In particular, the biblical account of
good and evil is invoked-but the account in the novel is not quite the same.
Take, for instance, the narrative of Eden. The early chapters of the novel, the
island itself resembles the Garden of Eden from Genesis, with its picturesque
scenery, abundant fruit, and idyllic weather. Accordingly, the boys are
symbolically linked to Adam and Eve before the fall. Ralph's first act after
the plane crash is to remove his clothes and bathe in the water, a gesture that
recalls the nudity of the innocent Adam and Eve and the act of baptism, a
Christian rite which, by some accounts, renews in the sinner a state of grace.
Naming also becomes important in Genesis, reflected in the novel as the boys
give their names. Golding extends the Edenic allusion when he presents the
contentment of island life as soon corrupted by fear, a moment that is first
signified by reports of a creature the boys refer to as
"snake-thing." The "snake-thing" recalls the presence of
Satan in the Garden of Eden, who disguised himself as a serpent. But unlike
Adam and Eve, the boys are mistaken about the creature, which is not a force
external (like Satan) but a projection of the evil impulses that are innate
within themselves and the human psyche. Still, it is the boys' failure to
recognize the danger of the evil within themselves that propels them deeply
into a state of savagery and violence. They continue to externalize it as a
beast (again "Lord of the Flies" and "the Beast" are used
in religion to refer to Satan), but they become more and more irrational in
their perception of it, and they end up developing alternative religious ideas
about the Beast and what it wants and does. Although Satan in the Genesis
account also has been read as a reflection of evil within human nature, readers
usually consider Satan an external force. Original sin enters human nature
because of Satan. Without a real Satan in the novel, however, Golding stresses
the ways that this Eden is already fallen; for these boys, evil already is
within them waiting to be discovered.
On the positive side, Simon's story is
that of a prophet or of Jesus Christ. Simon is deeply spiritual, compassionate,
non-violent, and in harmony with the natural world. Like many biblical prophets
and like Jesus, he is ostracized and ridiculed as an "outsider" for
what the others perceive as his "queer" or unorthodox behavior.
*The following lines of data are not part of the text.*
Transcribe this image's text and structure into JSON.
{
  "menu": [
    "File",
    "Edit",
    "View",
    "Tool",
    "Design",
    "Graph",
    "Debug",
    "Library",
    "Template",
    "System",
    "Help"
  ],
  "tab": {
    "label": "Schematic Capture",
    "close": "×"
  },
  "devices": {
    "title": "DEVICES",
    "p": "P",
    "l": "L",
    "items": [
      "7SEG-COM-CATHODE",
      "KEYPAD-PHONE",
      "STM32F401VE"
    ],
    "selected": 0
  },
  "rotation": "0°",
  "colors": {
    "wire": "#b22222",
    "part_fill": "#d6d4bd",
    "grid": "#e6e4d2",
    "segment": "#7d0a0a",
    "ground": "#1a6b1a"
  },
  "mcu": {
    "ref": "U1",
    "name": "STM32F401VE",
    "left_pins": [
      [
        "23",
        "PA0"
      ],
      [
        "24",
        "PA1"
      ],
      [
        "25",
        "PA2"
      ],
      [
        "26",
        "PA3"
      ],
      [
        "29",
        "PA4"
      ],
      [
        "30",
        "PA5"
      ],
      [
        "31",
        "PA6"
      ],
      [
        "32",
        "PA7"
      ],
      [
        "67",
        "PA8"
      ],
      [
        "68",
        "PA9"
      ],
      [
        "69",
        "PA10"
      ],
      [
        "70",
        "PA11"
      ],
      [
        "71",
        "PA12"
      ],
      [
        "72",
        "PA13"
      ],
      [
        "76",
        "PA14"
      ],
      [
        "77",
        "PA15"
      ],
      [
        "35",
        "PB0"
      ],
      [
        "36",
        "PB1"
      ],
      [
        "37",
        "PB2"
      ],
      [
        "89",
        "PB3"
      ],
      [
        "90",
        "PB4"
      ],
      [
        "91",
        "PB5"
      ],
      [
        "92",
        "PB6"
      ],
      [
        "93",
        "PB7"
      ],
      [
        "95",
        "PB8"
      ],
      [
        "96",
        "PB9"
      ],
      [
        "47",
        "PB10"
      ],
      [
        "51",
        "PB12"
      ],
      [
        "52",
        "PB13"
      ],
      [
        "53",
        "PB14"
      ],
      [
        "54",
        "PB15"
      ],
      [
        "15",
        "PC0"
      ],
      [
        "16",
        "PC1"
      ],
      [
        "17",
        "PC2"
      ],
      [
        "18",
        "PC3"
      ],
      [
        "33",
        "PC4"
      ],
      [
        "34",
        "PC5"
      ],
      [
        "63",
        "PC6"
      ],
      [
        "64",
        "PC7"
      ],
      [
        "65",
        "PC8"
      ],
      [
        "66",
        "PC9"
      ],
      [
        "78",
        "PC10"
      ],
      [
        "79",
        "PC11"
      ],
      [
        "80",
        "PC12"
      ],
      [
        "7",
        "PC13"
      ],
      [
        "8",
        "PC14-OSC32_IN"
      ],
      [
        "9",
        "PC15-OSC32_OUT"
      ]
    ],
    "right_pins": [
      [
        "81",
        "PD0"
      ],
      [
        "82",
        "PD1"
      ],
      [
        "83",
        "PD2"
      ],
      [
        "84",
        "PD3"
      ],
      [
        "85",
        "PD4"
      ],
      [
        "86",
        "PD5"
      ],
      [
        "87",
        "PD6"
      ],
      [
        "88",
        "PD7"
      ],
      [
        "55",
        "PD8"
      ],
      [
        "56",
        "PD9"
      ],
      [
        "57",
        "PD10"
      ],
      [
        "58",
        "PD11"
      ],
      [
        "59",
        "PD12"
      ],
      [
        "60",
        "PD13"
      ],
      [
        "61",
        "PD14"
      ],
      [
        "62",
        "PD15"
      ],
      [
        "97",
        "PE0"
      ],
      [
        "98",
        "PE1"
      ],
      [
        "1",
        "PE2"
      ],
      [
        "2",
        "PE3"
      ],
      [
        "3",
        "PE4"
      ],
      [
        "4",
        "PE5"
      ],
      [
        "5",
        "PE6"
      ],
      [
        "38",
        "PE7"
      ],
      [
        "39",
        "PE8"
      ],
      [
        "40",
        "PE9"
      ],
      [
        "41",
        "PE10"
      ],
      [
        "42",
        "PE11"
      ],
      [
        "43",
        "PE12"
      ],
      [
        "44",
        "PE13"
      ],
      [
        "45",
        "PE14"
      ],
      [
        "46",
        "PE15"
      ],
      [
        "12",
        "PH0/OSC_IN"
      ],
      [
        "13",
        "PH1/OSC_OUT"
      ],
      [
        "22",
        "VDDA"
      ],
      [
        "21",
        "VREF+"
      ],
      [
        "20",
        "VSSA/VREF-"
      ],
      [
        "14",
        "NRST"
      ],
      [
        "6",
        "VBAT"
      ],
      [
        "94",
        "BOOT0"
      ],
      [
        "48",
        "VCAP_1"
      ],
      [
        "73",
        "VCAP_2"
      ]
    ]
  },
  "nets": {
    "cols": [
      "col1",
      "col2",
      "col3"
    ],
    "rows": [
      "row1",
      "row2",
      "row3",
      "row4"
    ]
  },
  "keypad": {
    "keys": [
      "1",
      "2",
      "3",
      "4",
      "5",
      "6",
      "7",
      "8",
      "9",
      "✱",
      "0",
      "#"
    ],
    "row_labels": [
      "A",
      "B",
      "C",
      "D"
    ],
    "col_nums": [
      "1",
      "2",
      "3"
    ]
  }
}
Critics
also have noted that Simon's confrontation with The Lord of the Flies resembles
Christ's conversation with the devil during his forty days in the wilderness as
described in the New Testament gospels, and critics have noted parallels
between Simon's murder and Christ's sacrifice on the cross. But Simon's
revelation is more of a debunking and a turn to the secular, rather than a
prophetic condemnation of evil or a call to the higher things. His revelation
is that the beast does not exist but is just a dead human.